La fromagerie du village est un lieu fort apprécié, où se retrouvent les Matous. Le fromage de Penthéréaz est d’ailleurs connu dans la région et au-delà. Depuis 1993, Gilbert Golay tient la laiterie du village avec son épouse Lise, qui assure la gestion du magasin. Ensemble, ils fabriquent près de 250 tonnes de fromage par an. Par ailleurs, ils ont reçu de nombreux prix internationaux.
© Michel Duperrex

Grâce à leurs différents engagements, le couple connaît de nombreuses familles dans le village et ailleurs. Ils ont conscience que les efforts collectifs sont utiles pour s’intégrer. «L’entraide, les liens sont des choses qui se construisent», remarque Claire-Lise Russ. Une nécessité que la Municipalité a comprise, selon eux. Le médecin retraité explique : «Il y a cinq ans, une fête du village a été organisée. Cet évènement a été fondateur, car il a permis aux nouveaux habitants de s’impliquer. Sur une population de 350 personnes, 180 étaient des bénévoles!» Depuis, la vie à Penthéréaz a évolué, et beaucoup d’activités ont été développées. Une prochaine fête du village est prévue en 2020. Un chœur éphémère a même été constitué, dont fait partie Claire-Lise Russ. Son mari préfère l’écouter. «Il ne vaut mieux pas que j’y chante», plaisante-t-il.

De véritables chats

L’esprit d’entreprise caractérise ainsi les «Matous», un nom que les habitants semblent bien porter. Selon la légende, un jeune homme du village aurait tenté de séduire une fille de Villars-le-Terroir, qui était catholique à l’époque. Bravant les interdits, il était comme un chat en chasse, d’où le sobriquet utilisé pour le désigner. Si les Russ se sont sentis accueillis parmi les Matous, c’est aussi parce qu’ils ont fait l’effort de s’intégrer. Les villageois ont l’esprit d’indépendance et, comme souvent, c’est aux nouveaux venus de venir à leur rencontre.

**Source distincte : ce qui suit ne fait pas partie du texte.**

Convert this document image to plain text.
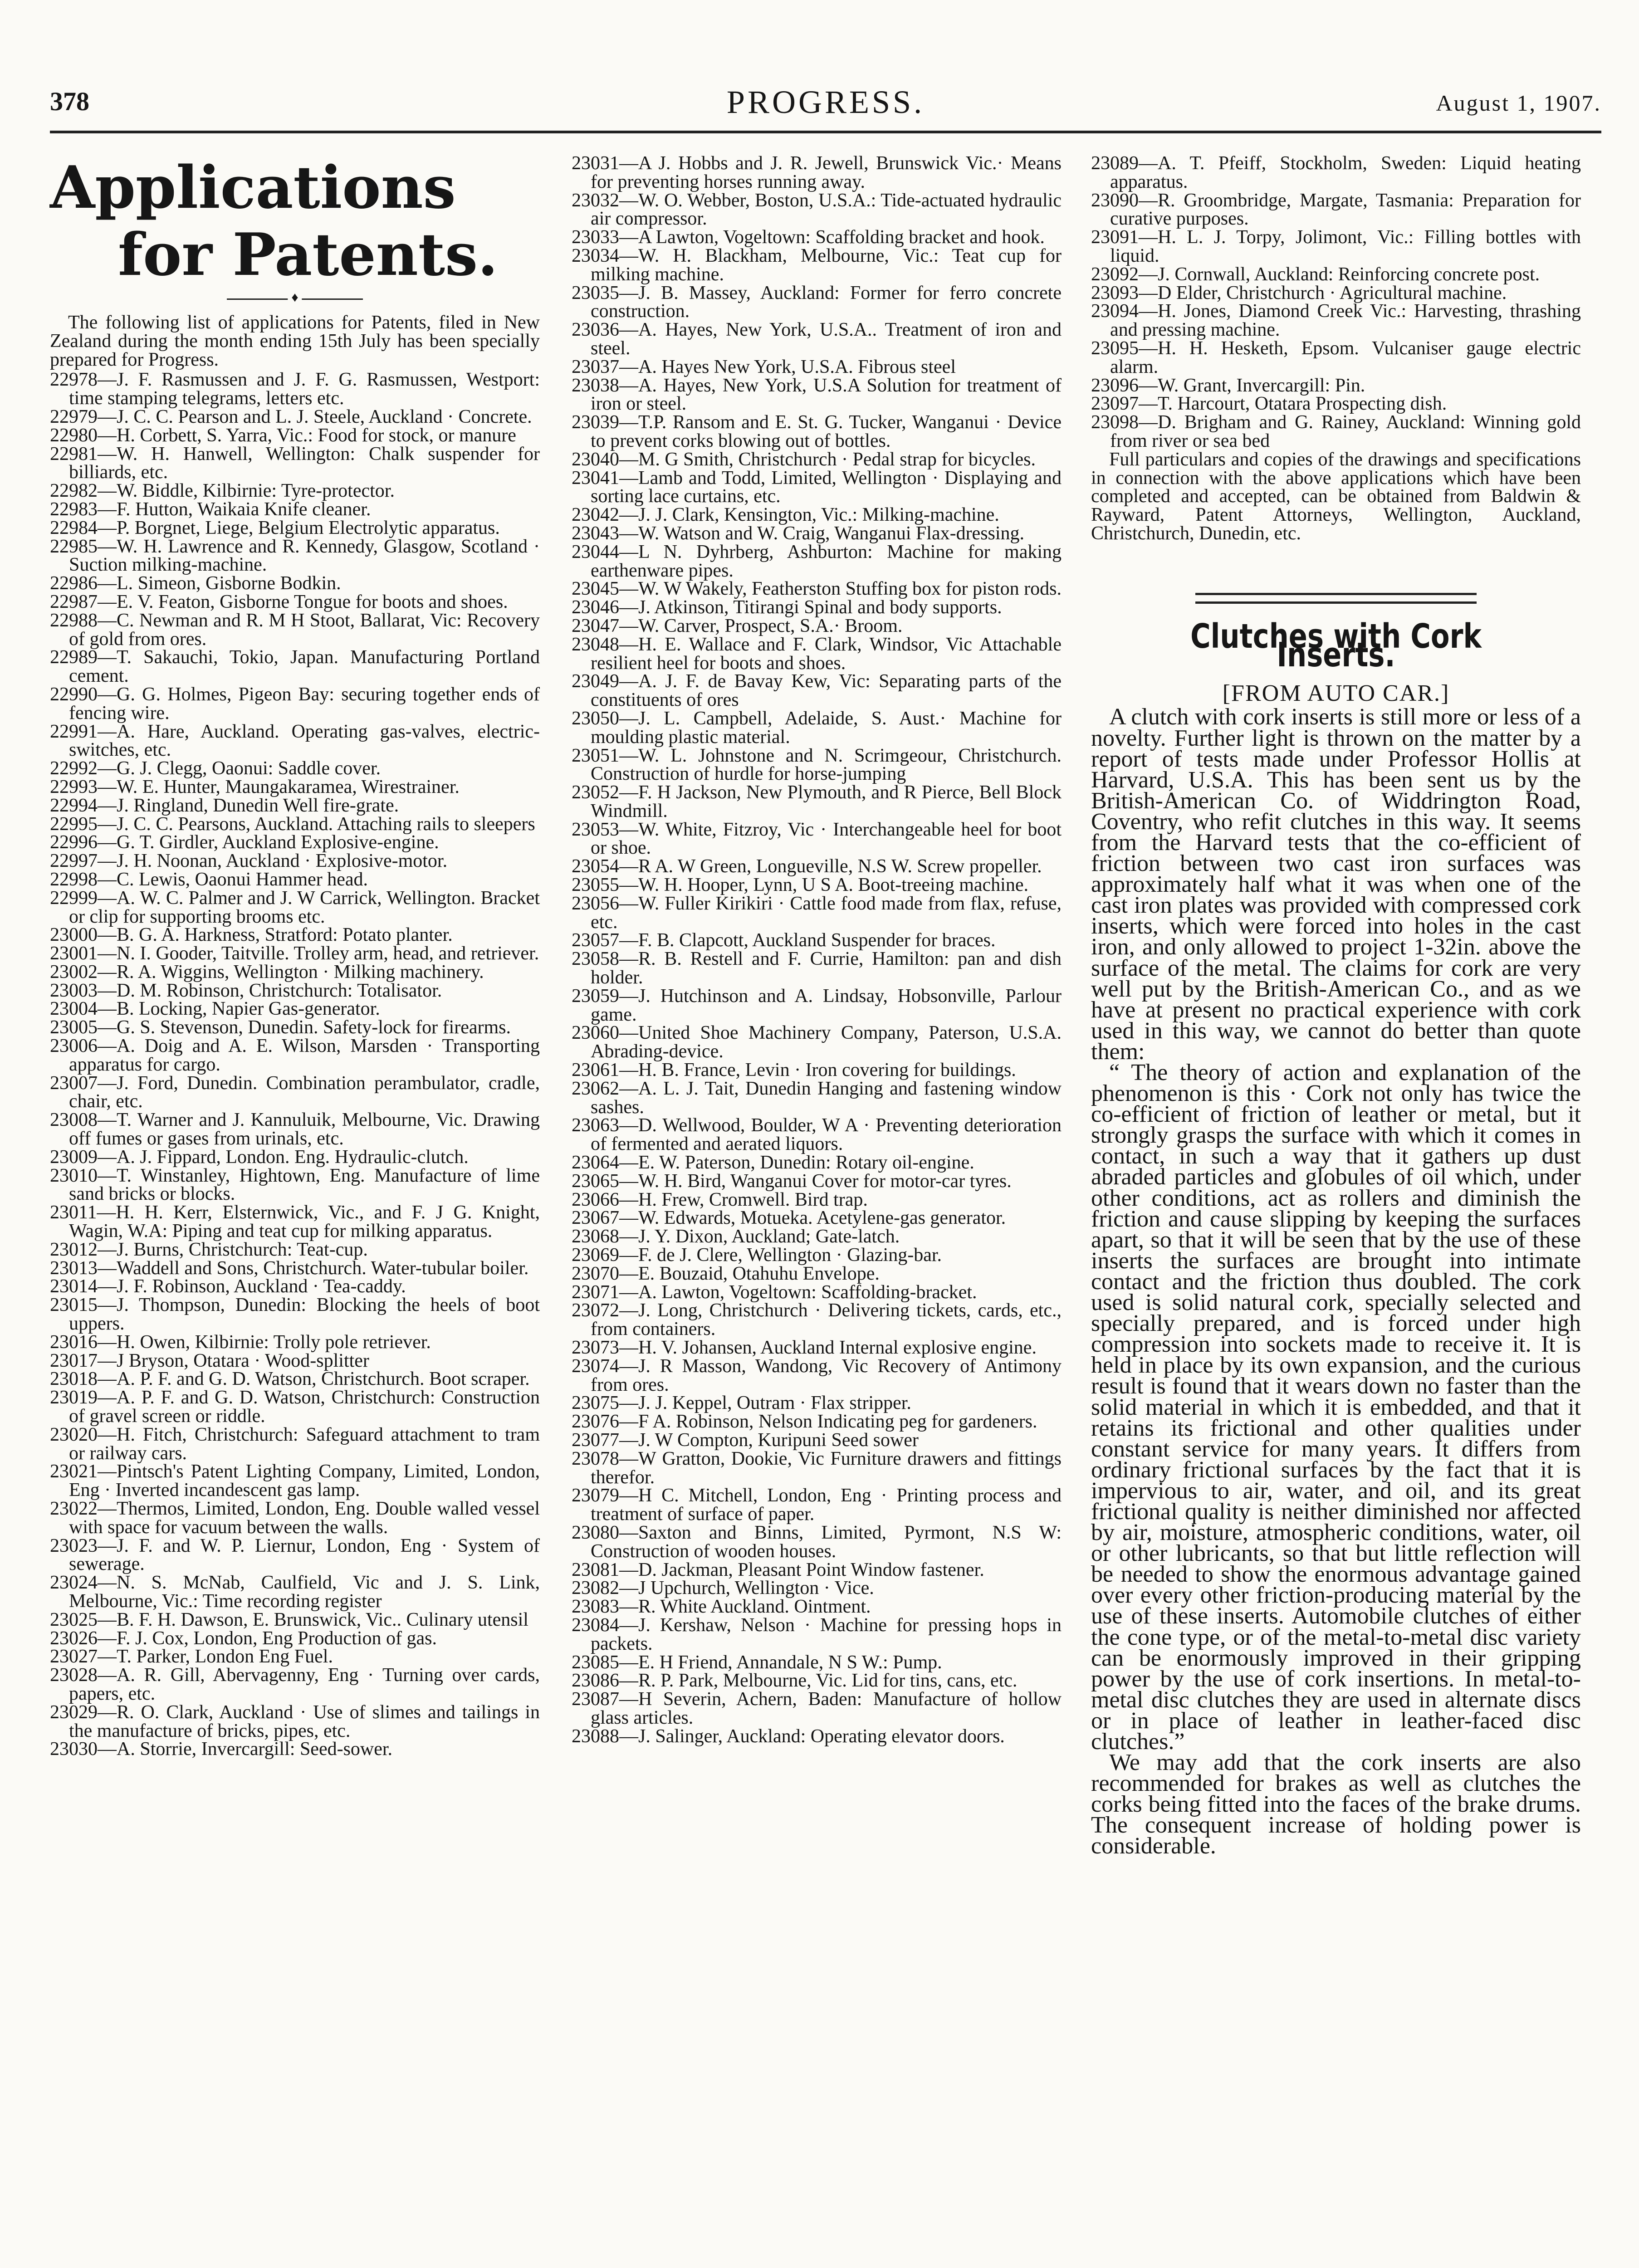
378	PROGRESS.	August 1, 1907.
Applications
for Patents.
♦

The following list of applications for Patents, filed in New Zealand during the month ending 15th July has been specially prepared for Progress.

22978—J. F. Rasmussen and J. F. G. Rasmussen, Westport: time stamping telegrams, letters etc.

22979—J. C. C. Pearson and L. J. Steele, Auckland · Concrete.

22980—H. Corbett, S. Yarra, Vic.: Food for stock, or manure

22981—W. H. Hanwell, Wellington: Chalk suspender for billiards, etc.

22982—W. Biddle, Kilbirnie: Tyre-protector.

22983—F. Hutton, Waikaia Knife cleaner.

22984—P. Borgnet, Liege, Belgium Electrolytic apparatus.

22985—W. H. Lawrence and R. Kennedy, Glasgow, Scotland · Suction milking-machine.

22986—L. Simeon, Gisborne Bodkin.

22987—E. V. Featon, Gisborne Tongue for boots and shoes.

22988—C. Newman and R. M H Stoot, Ballarat, Vic: Recovery of gold from ores.

22989—T. Sakauchi, Tokio, Japan. Manufacturing Portland cement.

22990—G. G. Holmes, Pigeon Bay: securing together ends of fencing wire.

22991—A. Hare, Auckland. Operating gas-valves, electric-switches, etc.

22992—G. J. Clegg, Oaonui: Saddle cover.

22993—W. E. Hunter, Maungakaramea, Wirestrainer.

22994—J. Ringland, Dunedin Well fire-grate.

22995—J. C. C. Pearsons, Auckland. Attaching rails to sleepers

22996—G. T. Girdler, Auckland Explosive-engine.

22997—J. H. Noonan, Auckland · Explosive-motor.

22998—C. Lewis, Oaonui Hammer head.

22999—A. W. C. Palmer and J. W Carrick, Wellington. Bracket or clip for supporting brooms etc.

23000—B. G. A. Harkness, Stratford: Potato planter.

23001—N. I. Gooder, Taitville. Trolley arm, head, and retriever.

23002—R. A. Wiggins, Wellington · Milking machinery.

23003—D. M. Robinson, Christchurch: Totalisator.

23004—B. Locking, Napier Gas-generator.

23005—G. S. Stevenson, Dunedin. Safety-lock for firearms.

23006—A. Doig and A. E. Wilson, Marsden · Transporting apparatus for cargo.

23007—J. Ford, Dunedin. Combination perambulator, cradle, chair, etc.

23008—T. Warner and J. Kannuluik, Melbourne, Vic. Drawing off fumes or gases from urinals, etc.

23009—A. J. Fippard, London. Eng. Hydraulic-clutch.

23010—T. Winstanley, Hightown, Eng. Manufacture of lime sand bricks or blocks.

23011—H. H. Kerr, Elsternwick, Vic., and F. J G. Knight, Wagin, W.A: Piping and teat cup for milking apparatus.

23012—J. Burns, Christchurch: Teat-cup.

23013—Waddell and Sons, Christchurch. Water-tubular boiler.

23014—J. F. Robinson, Auckland · Tea-caddy.

23015—J. Thompson, Dunedin: Blocking the heels of boot uppers.

23016—H. Owen, Kilbirnie: Trolly pole retriever.

23017—J Bryson, Otatara · Wood-splitter

23018—A. P. F. and G. D. Watson, Christchurch. Boot scraper.

23019—A. P. F. and G. D. Watson, Christchurch: Construction of gravel screen or riddle.

23020—H. Fitch, Christchurch: Safeguard attachment to tram or railway cars.

23021—Pintsch's Patent Lighting Company, Limited, London, Eng · Inverted incandescent gas lamp.

23022—Thermos, Limited, London, Eng. Double walled vessel with space for vacuum between the walls.

23023—J. F. and W. P. Liernur, London, Eng · System of sewerage.

23024—N. S. McNab, Caulfield, Vic and J. S. Link, Melbourne, Vic.: Time recording register

23025—B. F. H. Dawson, E. Brunswick, Vic.. Culinary utensil

23026—F. J. Cox, London, Eng Production of gas.

23027—T. Parker, London Eng Fuel.

23028—A. R. Gill, Abervagenny, Eng · Turning over cards, papers, etc.

23029—R. O. Clark, Auckland · Use of slimes and tailings in the manufacture of bricks, pipes, etc.

23030—A. Storrie, Invercargill: Seed-sower.

23031—A J. Hobbs and J. R. Jewell, Brunswick Vic.· Means for preventing horses running away.

23032—W. O. Webber, Boston, U.S.A.: Tide-actuated hydraulic air compressor.

23033—A Lawton, Vogeltown: Scaffolding bracket and hook.

23034—W. H. Blackham, Melbourne, Vic.: Teat cup for milking machine.

23035—J. B. Massey, Auckland: Former for ferro concrete construction.

23036—A. Hayes, New York, U.S.A.. Treatment of iron and steel.

23037—A. Hayes New York, U.S.A. Fibrous steel

23038—A. Hayes, New York, U.S.A Solution for treatment of iron or steel.

23039—T.P. Ransom and E. St. G. Tucker, Wanganui · Device to prevent corks blowing out of bottles.

23040—M. G Smith, Christchurch · Pedal strap for bicycles.

23041—Lamb and Todd, Limited, Wellington · Displaying and sorting lace curtains, etc.

23042—J. J. Clark, Kensington, Vic.: Milking-machine.

23043—W. Watson and W. Craig, Wanganui Flax-dressing.

23044—L N. Dyhrberg, Ashburton: Machine for making earthenware pipes.

23045—W. W Wakely, Featherston Stuffing box for piston rods.

23046—J. Atkinson, Titirangi Spinal and body supports.

23047—W. Carver, Prospect, S.A.· Broom.

23048—H. E. Wallace and F. Clark, Windsor, Vic Attachable resilient heel for boots and shoes.

23049—A. J. F. de Bavay Kew, Vic: Separating parts of the constituents of ores

23050—J. L. Campbell, Adelaide, S. Aust.· Machine for moulding plastic material.

23051—W. L. Johnstone and N. Scrimgeour, Christchurch. Construction of hurdle for horse-jumping

23052—F. H Jackson, New Plymouth, and R Pierce, Bell Block Windmill.

23053—W. White, Fitzroy, Vic · Interchangeable heel for boot or shoe.

23054—R A. W Green, Longueville, N.S W. Screw propeller.

23055—W. H. Hooper, Lynn, U S A. Boot-treeing machine.

23056—W. Fuller Kirikiri · Cattle food made from flax, refuse, etc.

23057—F. B. Clapcott, Auckland Suspender for braces.

23058—R. B. Restell and F. Currie, Hamilton: pan and dish holder.

23059—J. Hutchinson and A. Lindsay, Hobsonville, Parlour game.

23060—United Shoe Machinery Company, Paterson, U.S.A. Abrading-device.

23061—H. B. France, Levin · Iron covering for buildings.

23062—A. L. J. Tait, Dunedin Hanging and fastening window sashes.

23063—D. Wellwood, Boulder, W A · Preventing deterioration of fermented and aerated liquors.

23064—E. W. Paterson, Dunedin: Rotary oil-engine.

23065—W. H. Bird, Wanganui Cover for motor-car tyres.

23066—H. Frew, Cromwell. Bird trap.

23067—W. Edwards, Motueka. Acetylene-gas generator.

23068—J. Y. Dixon, Auckland; Gate-latch.

23069—F. de J. Clere, Wellington · Glazing-bar.

23070—E. Bouzaid, Otahuhu Envelope.

23071—A. Lawton, Vogeltown: Scaffolding-bracket.

23072—J. Long, Christchurch · Delivering tickets, cards, etc., from containers.

23073—H. V. Johansen, Auckland Internal explosive engine.

23074—J. R Masson, Wandong, Vic Recovery of Antimony from ores.

23075—J. J. Keppel, Outram · Flax stripper.

23076—F A. Robinson, Nelson Indicating peg for gardeners.

23077—J. W Compton, Kuripuni Seed sower

23078—W Gratton, Dookie, Vic Furniture drawers and fittings therefor.

23079—H C. Mitchell, London, Eng · Printing process and treatment of surface of paper.

23080—Saxton and Binns, Limited, Pyrmont, N.S W: Construction of wooden houses.

23081—D. Jackman, Pleasant Point Window fastener.

23082—J Upchurch, Wellington · Vice.

23083—R. White Auckland. Ointment.

23084—J. Kershaw, Nelson · Machine for pressing hops in packets.

23085—E. H Friend, Annandale, N S W.: Pump.

23086—R. P. Park, Melbourne, Vic. Lid for tins, cans, etc.

23087—H Severin, Achern, Baden: Manufacture of hollow glass articles.

23088—J. Salinger, Auckland: Operating elevator doors.

23089—A. T. Pfeiff, Stockholm, Sweden: Liquid heating apparatus.

23090—R. Groombridge, Margate, Tasmania: Preparation for curative purposes.

23091—H. L. J. Torpy, Jolimont, Vic.: Filling bottles with liquid.

23092—J. Cornwall, Auckland: Reinforcing concrete post.

23093—D Elder, Christchurch · Agricultural machine.

23094—H. Jones, Diamond Creek Vic.: Harvesting, thrashing and pressing machine.

23095—H. H. Hesketh, Epsom. Vulcaniser gauge electric alarm.

23096—W. Grant, Invercargill: Pin.

23097—T. Harcourt, Otatara Prospecting dish.

23098—D. Brigham and G. Rainey, Auckland: Winning gold from river or sea bed

Full particulars and copies of the drawings and specifications in connection with the above applications which have been completed and accepted, can be obtained from Baldwin & Rayward, Patent Attorneys, Wellington, Auckland, Christchurch, Dunedin, etc.

Clutches with Cork Inserts.

[FROM AUTO CAR.]

A clutch with cork inserts is still more or less of a novelty. Further light is thrown on the matter by a report of tests made under Professor Hollis at Harvard, U.S.A. This has been sent us by the British-American Co. of Widdrington Road, Coventry, who refit clutches in this way. It seems from the Harvard tests that the co-efficient of friction between two cast iron surfaces was approximately half what it was when one of the cast iron plates was provided with compressed cork inserts, which were forced into holes in the cast iron, and only allowed to project 1-32in. above the surface of the metal. The claims for cork are very well put by the British-American Co., and as we have at present no practical experience with cork used in this way, we cannot do better than quote them:

“ The theory of action and explanation of the phenomenon is this · Cork not only has twice the co-efficient of friction of leather or metal, but it strongly grasps the surface with which it comes in contact, in such a way that it gathers up dust abraded particles and globules of oil which, under other conditions, act as rollers and diminish the friction and cause slipping by keeping the surfaces apart, so that it will be seen that by the use of these inserts the surfaces are brought into intimate contact and the friction thus doubled. The cork used is solid natural cork, specially selected and specially prepared, and is forced under high compression into sockets made to receive it. It is held in place by its own expansion, and the curious result is found that it wears down no faster than the solid material in which it is embedded, and that it retains its frictional and other qualities under constant service for many years. It differs from ordinary frictional surfaces by the fact that it is impervious to air, water, and oil, and its great frictional quality is neither diminished nor affected by air, moisture, atmospheric conditions, water, oil or other lubricants, so that but little reflection will be needed to show the enormous advantage gained over every other friction-producing material by the use of these inserts. Automobile clutches of either the cone type, or of the metal-to-metal disc variety can be enormously improved in their gripping power by the use of cork insertions. In metal-to-metal disc clutches they are used in alternate discs or in place of leather in leather-faced disc clutches.”

We may add that the cork inserts are also recommended for brakes as well as clutches the corks being fitted into the faces of the brake drums. The consequent increase of holding power is considerable.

Un départ à la retraite en douceur

L’autonomie ne les empêche pas de se sentir proches des habitants de la région. Il y a neuf ans, le médecin de famille a convié tous ses patients pour fêter son départ à la retraite. Ils étaient 500 personnes à se réunir autour d’un repas dans la grande salle de Penthéréaz. «Le but était que la succession se fasse en douceur. Il fallait permettre à mes patients de s’adapter à mon nouveau statut, qui était celui de retraité et non plus de soignant», explique-t-il. Un moment riche en émotions, qui montre que le couple fait autant partie de la commune que les familles qui en sont originaires.